I'm not sure what happened to four of them. Sallie Ida (E.) (1887- ), James D. (1889-1910), Mollie B. (1891-1966), and Charles M. or E. (1898-1962) faded from the public records. I don't think any of them married.
By 1910 Minnie B. (1894-1906) had married Gordon Rollins. They were to have three children. (Willie) William Nathan (1896-1976) had a son, Eugene (1924-1939), who died at age 16 and a daughter, Edith (1922), who married Cleburn Hollingsworth.
Since Sallie was born in TN and James in Al, it was somewhere between 1887 and 1889 that Joseph moved his family from Tennessee to Alabama.

It was Joseph Claborne Hiten's oldest, John Raymond Hiten (1880-1949), that kept the HITEN name alive in Alabama. He and Ida Virginia Anthony-Hiten (1884-1967) had seven children, the last of whom, Ina Wynelle (1922), never married.
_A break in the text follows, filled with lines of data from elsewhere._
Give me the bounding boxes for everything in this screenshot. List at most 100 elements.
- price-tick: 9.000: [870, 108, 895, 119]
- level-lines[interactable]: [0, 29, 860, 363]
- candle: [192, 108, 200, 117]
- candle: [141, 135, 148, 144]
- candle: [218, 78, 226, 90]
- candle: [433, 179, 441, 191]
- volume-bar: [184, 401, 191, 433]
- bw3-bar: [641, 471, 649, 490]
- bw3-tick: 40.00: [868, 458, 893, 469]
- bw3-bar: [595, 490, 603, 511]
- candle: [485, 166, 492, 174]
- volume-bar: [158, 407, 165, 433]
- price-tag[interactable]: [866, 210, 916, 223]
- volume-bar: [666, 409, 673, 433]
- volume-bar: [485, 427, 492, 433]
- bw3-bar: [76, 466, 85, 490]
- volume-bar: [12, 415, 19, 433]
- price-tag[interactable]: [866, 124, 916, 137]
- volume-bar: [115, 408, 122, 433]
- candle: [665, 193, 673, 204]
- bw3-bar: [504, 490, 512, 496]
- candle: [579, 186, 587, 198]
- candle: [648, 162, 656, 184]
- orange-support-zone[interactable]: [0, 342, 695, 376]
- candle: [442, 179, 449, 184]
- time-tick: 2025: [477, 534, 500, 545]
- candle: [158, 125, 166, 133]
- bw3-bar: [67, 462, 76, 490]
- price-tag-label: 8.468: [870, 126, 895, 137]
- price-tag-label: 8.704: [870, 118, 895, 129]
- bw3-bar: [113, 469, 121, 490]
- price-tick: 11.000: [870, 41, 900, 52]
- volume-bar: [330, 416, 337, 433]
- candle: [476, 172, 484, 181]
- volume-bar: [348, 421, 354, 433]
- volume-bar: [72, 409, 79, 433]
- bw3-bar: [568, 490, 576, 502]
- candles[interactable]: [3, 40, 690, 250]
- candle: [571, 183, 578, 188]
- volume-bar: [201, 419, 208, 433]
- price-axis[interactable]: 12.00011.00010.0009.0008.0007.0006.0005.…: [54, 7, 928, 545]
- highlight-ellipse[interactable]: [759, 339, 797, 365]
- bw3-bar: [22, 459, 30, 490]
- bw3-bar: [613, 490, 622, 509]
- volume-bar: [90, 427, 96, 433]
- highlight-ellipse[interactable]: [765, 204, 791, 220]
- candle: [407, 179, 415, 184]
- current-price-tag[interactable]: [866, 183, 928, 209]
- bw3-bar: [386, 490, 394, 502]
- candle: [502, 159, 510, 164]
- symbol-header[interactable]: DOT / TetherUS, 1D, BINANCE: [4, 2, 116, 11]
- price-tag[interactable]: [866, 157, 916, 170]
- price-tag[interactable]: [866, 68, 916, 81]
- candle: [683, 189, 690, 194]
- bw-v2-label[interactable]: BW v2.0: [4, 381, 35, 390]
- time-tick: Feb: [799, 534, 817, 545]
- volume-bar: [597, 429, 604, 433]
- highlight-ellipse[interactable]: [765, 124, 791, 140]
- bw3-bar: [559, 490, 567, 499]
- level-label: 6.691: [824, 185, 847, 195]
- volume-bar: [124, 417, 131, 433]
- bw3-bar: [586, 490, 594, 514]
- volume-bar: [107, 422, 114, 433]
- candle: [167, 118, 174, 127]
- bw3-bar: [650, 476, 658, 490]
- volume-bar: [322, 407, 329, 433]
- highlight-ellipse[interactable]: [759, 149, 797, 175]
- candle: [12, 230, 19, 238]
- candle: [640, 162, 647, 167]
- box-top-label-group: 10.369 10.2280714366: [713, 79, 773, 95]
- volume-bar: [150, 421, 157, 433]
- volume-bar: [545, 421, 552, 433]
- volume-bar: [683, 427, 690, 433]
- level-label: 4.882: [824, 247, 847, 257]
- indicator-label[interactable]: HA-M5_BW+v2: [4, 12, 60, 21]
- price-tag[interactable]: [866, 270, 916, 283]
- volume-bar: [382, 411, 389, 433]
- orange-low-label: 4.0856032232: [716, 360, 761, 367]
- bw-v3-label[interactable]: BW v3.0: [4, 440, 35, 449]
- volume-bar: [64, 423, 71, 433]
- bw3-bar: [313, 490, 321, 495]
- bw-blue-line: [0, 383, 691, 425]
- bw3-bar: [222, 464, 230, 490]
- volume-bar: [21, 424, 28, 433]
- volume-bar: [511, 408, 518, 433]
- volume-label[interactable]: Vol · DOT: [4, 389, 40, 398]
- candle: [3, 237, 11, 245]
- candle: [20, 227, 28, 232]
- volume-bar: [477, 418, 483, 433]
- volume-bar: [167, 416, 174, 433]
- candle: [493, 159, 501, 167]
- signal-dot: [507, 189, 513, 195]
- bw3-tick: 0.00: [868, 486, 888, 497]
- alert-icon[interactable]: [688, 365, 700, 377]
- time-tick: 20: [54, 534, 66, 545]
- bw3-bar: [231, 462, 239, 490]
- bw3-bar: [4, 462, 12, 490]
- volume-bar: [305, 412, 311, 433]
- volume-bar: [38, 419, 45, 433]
Four older daughters, (Irene) Alma Irene (1903-1993), Vera Pearl (1904-1990), Leota (1908-1983), and Ilah Elene (1918), married and had children.

The older son, (Hollis) Clarence Hollis (1906-1997), married twice. There were two daughters from the first marriage, Martha Virginia (1936) and Helen Karen (1938).
John Raymond's second son, Jessie Wayne Hiten (1911-1985), produced two more generations of HITENs. His only child, Eric Neal (1942-1999), had a son, Geoffrey Neal (1965), and a daughter, (Heather) Leslie Heather (1971). Geoffrey, the last of the ALABAMA HITENs, has three daughters. Heather has two sons, one from each of her marriages.

Primary resources for in-formation on the ALABAMA HITENs has been Sammie Morris, a son-in-law of Ilah Elene Hiten-Litton, Ina Wynelle Hiten, Geoffery Neal Hiten, and, of course, Helen Hiten-Hamrick who helped so much with editing.